When a Tuscan is in your service, be it never so informally, he becomes a pattern of honour and honesty if you use him well. I would trust Beniamino alone in my study if the floor were strewn with broad gold pieces. Indeed, I often put him in a position to rob my house at his leisure. The Tuscan latch-key is something of the size of a Caribbean club, useful enough in braining a highwayman, but too cumbersome for any known pocket. When I go to a dance on a hot summer’s night without any overcoat, it would be necessary to carry the key in my hand, and leave it with the flunkey in exchange for a number. Instead, I hand it to Beniamino, who might easily lose it to an accomplice, and, with the servants in bed, my house might be leisurely rifled. It is laughable at 3 A.M. to see him produce the key from under his box seat and softly undo my door for me with a broad grin and a cheery whispered, ” Felicissima notte, signoria! ”

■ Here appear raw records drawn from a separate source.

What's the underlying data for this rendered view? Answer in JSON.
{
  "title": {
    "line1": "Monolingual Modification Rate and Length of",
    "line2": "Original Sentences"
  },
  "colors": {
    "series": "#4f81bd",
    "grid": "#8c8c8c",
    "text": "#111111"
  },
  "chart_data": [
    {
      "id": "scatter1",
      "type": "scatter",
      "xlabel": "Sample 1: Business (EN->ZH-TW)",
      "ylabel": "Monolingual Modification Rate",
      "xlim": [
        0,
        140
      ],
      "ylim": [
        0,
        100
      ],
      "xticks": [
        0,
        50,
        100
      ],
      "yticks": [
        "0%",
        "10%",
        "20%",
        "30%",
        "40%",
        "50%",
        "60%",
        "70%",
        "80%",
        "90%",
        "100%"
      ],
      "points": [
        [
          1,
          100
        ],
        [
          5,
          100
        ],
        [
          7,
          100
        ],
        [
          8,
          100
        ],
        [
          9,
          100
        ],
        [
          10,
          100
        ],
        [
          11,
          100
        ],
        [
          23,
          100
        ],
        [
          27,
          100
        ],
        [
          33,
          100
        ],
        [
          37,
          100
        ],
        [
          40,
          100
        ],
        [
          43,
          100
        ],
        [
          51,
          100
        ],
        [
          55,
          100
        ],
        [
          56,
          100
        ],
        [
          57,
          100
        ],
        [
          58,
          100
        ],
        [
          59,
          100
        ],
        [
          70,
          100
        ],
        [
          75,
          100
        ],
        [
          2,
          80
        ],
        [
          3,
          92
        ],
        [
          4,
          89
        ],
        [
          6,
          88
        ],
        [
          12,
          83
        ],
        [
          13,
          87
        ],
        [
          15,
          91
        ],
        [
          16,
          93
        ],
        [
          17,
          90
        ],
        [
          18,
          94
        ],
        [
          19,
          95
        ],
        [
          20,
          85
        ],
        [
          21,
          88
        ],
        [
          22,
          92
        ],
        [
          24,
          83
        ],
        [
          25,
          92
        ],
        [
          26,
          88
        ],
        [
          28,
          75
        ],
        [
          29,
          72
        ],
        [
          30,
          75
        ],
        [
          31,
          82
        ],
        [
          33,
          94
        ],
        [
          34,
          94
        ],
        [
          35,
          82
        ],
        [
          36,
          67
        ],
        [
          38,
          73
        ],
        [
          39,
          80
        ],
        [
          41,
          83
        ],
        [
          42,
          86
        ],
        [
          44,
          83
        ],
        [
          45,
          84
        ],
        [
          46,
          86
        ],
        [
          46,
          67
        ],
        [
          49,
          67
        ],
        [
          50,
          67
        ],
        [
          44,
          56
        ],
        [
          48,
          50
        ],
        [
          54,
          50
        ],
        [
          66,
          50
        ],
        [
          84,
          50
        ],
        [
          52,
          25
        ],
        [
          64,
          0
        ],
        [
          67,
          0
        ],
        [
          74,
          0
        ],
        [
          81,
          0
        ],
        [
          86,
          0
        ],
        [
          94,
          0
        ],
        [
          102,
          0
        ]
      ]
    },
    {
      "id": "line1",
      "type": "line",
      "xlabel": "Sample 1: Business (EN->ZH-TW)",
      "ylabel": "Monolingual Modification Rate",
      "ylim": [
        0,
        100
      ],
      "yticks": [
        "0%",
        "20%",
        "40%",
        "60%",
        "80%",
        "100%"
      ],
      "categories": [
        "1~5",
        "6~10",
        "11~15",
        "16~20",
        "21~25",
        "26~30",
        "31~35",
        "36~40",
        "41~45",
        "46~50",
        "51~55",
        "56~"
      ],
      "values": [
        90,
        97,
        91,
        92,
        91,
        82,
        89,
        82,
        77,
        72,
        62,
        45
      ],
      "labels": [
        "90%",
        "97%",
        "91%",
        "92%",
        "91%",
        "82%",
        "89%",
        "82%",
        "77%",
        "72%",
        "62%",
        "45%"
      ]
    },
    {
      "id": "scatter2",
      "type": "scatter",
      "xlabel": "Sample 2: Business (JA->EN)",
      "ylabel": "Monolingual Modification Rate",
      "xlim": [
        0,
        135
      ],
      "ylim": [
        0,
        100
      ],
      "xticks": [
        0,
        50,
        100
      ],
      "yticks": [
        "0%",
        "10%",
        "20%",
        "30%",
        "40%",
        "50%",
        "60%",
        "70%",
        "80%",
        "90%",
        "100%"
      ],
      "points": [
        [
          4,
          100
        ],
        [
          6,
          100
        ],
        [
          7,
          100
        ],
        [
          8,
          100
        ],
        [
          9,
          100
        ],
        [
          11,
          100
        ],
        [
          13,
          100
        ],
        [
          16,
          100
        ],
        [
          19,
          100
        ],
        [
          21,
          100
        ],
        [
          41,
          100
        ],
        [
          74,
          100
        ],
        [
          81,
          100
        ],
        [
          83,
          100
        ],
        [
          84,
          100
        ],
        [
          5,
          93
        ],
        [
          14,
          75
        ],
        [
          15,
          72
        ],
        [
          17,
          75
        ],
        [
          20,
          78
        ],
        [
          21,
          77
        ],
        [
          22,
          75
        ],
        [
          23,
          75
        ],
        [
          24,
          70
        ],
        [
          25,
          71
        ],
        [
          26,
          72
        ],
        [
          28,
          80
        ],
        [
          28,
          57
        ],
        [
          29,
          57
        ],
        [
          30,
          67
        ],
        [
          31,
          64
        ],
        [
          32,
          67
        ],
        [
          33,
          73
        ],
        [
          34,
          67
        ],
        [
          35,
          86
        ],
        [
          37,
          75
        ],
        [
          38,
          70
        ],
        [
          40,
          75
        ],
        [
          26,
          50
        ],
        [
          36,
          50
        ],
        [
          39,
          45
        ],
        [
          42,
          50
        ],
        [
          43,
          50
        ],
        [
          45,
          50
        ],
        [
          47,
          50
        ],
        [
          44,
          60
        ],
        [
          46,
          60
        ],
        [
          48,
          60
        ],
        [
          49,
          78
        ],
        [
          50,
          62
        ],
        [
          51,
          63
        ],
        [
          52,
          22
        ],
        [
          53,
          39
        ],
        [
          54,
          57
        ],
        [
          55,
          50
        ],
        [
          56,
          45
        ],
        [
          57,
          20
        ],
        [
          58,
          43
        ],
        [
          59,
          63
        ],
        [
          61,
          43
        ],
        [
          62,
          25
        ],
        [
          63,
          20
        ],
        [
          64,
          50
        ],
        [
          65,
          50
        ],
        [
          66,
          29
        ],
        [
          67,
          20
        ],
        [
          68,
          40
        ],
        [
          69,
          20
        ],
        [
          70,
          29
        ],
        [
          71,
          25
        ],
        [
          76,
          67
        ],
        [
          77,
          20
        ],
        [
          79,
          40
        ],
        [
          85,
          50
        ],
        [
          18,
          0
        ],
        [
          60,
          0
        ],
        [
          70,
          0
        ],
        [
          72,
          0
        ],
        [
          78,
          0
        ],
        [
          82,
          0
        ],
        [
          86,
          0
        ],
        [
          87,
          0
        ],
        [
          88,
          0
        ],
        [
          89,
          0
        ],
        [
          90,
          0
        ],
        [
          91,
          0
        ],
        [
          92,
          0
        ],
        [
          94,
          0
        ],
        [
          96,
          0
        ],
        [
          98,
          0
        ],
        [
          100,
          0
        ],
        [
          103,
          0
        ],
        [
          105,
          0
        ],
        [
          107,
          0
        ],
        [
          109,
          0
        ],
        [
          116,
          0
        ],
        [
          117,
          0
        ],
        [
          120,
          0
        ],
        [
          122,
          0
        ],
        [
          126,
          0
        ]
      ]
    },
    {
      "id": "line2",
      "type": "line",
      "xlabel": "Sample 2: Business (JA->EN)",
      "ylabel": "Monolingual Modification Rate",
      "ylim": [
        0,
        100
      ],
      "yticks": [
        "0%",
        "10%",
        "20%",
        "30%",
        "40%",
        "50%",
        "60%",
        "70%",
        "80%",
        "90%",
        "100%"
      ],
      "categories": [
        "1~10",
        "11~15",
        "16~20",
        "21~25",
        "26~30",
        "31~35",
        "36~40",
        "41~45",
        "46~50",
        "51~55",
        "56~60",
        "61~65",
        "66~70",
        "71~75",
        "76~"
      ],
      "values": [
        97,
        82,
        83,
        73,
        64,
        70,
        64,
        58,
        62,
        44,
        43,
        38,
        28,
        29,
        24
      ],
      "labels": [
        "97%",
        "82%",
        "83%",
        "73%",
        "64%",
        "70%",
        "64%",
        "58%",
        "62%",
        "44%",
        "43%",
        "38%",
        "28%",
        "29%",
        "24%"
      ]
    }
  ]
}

Beniamino is a great popular favourite. Mightily beloved of children is this big boy of forty-eight, and being, in his manner at least, somewhat of a gay Lothario, it is easy to see that cooks and waiting-women are made very mirthful by a word from him. The least virtuous Tuscan in my service, I yet confess that the mere thought of losing him causes me a pang, and whatsoever his present and future shortcomings may be, he is likely to remain my vetturino for ever, since I should not know how to shake off this cheery, happy, affectionate creature. He has given me too many proofs of it already: the rascal is entirely irresistible.